New research into the future of the UK property market has mapped out what the average house price could be across Scotland’s regions by 2030.
Online estate agents eMoov.co.uk looked at the increase in UK property values between the year 2000 and 2015 and found property prices had increased by 84 per cent during that time.
eMoov then applied the same increase across each area of England, Scotland and Wales to project how much the average property could set you back in just 15 years’ time.
According to the formula, the highest average house price in Scotland by 2030 will be £297,222, cheaper than both Wales at £307,712 and England, where the average house price could be £457,433.

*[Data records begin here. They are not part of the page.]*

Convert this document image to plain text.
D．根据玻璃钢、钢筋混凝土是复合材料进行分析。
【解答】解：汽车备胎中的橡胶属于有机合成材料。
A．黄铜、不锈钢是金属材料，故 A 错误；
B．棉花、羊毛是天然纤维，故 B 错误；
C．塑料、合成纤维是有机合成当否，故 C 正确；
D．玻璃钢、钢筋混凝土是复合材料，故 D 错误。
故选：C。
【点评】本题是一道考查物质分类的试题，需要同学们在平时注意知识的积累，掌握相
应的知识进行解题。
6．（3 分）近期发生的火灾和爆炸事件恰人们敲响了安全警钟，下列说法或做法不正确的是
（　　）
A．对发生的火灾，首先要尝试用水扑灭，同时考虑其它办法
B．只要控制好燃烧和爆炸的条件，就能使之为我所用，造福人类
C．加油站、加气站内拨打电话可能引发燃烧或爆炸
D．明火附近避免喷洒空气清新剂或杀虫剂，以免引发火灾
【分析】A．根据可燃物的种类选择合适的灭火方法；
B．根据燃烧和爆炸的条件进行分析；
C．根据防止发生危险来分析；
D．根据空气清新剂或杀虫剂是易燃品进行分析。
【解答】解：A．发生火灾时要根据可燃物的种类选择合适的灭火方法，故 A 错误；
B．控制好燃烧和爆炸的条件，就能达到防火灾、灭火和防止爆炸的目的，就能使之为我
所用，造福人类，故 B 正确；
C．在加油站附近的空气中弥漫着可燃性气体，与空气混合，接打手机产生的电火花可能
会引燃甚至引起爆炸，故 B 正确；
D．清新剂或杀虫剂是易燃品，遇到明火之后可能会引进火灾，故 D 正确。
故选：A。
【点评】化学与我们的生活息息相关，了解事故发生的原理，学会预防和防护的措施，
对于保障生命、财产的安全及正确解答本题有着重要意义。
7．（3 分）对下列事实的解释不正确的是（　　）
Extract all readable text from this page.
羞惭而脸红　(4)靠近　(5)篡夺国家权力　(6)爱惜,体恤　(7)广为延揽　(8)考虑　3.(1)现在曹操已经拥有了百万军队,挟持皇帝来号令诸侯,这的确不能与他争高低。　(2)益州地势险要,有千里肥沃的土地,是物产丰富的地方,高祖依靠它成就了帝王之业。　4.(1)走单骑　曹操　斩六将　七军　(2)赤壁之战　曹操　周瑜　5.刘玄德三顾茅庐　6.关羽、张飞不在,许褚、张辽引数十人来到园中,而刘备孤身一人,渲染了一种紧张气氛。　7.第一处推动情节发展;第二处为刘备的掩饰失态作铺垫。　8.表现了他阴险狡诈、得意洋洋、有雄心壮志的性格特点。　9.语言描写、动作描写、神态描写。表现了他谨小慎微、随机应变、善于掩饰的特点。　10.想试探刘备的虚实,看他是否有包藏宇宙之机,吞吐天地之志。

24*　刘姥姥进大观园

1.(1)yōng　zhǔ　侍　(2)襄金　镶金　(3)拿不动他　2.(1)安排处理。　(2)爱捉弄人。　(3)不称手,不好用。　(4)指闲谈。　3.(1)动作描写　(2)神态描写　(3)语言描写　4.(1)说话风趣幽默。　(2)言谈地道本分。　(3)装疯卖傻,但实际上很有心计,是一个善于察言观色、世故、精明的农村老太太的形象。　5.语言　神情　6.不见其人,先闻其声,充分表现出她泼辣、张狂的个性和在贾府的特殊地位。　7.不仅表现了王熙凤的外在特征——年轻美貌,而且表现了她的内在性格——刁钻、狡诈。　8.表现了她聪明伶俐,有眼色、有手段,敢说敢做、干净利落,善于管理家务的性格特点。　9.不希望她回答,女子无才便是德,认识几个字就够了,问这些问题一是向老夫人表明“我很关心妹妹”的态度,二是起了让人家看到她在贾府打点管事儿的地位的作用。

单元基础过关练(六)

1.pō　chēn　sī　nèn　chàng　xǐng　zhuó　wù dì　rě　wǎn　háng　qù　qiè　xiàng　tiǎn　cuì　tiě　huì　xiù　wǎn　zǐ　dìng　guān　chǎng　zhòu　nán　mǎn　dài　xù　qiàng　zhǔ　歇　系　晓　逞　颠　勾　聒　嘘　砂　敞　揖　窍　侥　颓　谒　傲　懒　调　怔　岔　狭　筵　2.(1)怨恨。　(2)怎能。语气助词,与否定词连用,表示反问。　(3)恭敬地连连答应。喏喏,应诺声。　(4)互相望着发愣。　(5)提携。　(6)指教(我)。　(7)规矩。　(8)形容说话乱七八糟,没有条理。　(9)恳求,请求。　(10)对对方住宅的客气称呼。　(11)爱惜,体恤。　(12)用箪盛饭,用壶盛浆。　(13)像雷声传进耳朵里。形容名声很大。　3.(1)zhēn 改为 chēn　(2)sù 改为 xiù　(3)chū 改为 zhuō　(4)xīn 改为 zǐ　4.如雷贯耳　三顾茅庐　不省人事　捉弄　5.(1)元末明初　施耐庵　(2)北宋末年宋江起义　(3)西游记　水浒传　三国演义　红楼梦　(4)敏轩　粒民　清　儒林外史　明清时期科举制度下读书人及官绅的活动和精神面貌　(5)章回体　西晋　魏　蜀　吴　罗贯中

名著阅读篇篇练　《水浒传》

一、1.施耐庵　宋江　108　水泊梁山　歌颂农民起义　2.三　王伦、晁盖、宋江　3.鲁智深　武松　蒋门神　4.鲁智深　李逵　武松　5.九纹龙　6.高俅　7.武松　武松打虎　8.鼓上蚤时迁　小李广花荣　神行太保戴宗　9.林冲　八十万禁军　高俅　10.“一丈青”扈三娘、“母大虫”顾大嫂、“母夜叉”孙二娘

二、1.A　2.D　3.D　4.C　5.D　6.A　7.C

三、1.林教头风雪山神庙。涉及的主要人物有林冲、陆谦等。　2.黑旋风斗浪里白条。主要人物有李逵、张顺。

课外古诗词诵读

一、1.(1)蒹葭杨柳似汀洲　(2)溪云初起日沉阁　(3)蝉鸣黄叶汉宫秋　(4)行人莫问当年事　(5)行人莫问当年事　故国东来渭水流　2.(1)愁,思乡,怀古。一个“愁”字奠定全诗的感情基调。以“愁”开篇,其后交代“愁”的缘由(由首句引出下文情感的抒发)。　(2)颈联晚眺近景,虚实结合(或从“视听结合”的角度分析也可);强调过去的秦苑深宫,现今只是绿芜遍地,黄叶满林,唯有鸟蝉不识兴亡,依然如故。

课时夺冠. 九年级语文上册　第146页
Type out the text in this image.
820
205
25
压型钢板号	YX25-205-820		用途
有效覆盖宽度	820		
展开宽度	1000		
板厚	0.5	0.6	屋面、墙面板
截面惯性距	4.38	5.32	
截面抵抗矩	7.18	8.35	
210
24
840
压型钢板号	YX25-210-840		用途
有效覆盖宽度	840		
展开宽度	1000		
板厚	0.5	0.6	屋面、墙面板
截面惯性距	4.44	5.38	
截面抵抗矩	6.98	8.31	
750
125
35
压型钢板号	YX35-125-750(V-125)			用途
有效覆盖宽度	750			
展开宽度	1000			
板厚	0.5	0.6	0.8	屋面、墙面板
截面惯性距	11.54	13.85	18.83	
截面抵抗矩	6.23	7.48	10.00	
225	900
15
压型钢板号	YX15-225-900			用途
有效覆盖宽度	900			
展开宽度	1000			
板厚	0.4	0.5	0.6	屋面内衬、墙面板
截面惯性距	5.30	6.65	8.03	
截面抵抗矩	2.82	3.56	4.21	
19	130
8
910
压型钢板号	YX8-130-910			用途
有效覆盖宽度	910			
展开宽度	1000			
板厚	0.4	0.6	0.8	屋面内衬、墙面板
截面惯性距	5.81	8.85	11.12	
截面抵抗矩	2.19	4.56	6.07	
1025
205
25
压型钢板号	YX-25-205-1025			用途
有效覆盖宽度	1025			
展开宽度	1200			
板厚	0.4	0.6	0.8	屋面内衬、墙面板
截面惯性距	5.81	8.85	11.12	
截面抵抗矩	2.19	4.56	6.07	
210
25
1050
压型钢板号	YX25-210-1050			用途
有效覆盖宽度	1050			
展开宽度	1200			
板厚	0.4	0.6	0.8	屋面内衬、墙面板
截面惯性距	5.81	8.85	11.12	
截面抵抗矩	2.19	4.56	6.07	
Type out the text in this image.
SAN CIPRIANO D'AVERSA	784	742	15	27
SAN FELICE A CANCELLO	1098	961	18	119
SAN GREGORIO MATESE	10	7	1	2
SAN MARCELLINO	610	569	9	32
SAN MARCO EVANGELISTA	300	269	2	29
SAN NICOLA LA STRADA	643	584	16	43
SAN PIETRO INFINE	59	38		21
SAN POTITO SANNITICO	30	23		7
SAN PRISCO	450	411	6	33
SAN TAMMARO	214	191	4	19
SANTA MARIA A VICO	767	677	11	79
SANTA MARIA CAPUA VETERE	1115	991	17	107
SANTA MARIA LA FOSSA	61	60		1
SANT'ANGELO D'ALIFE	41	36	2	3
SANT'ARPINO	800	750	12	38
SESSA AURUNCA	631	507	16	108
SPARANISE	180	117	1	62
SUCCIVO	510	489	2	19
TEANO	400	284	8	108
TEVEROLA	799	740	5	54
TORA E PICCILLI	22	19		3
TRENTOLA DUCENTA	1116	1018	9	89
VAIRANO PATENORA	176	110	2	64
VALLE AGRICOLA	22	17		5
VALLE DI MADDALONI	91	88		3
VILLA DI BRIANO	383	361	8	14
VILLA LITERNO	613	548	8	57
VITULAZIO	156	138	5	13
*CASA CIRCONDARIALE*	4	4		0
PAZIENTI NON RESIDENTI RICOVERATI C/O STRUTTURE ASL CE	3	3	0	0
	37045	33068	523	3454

Edinburgh is still the driving factor behind property price rises north of the border with the highest of the lot at £432,468, and is joined by Aberdeenshire as the only other Scottish location to break the £400,000 mark.
At £200,600, North Lanarkshire offers the best value for Scottish buyers in 2030 and has the lowest projected average price in the UK.
Unsurprisingly London took the top spot in terms of the highest value, with the average capital house setting you back more than £1m in 2030.
Other than London, 12 counties across England will also be home to an average house price over £500,000.
“The past 15 years have seen extreme growth in the price commanded for UK property, as well as a crash as a direct result of this inflated growth,” said Russell Quirk, founder and CEO of eMoov.
“Although this research is only a projection of what may happen by 2030, it is safe to assume that with prices continuing to spiral beyond affordability, history could well repeat itself.
“Although rising prices are always good news for current homeowners, it’s extremely worrying to look at the difficulty many have in getting on the ladder at the moment, let alone with a price jump of 84% by 2030.
“This map highlights just how dangerous this current artificial inflation of the market could be in the long run, it’s not just London that will become beyond the reach of the average UK homebuyer, the issue will spread the length and breadth of England, Scotland and Wales.”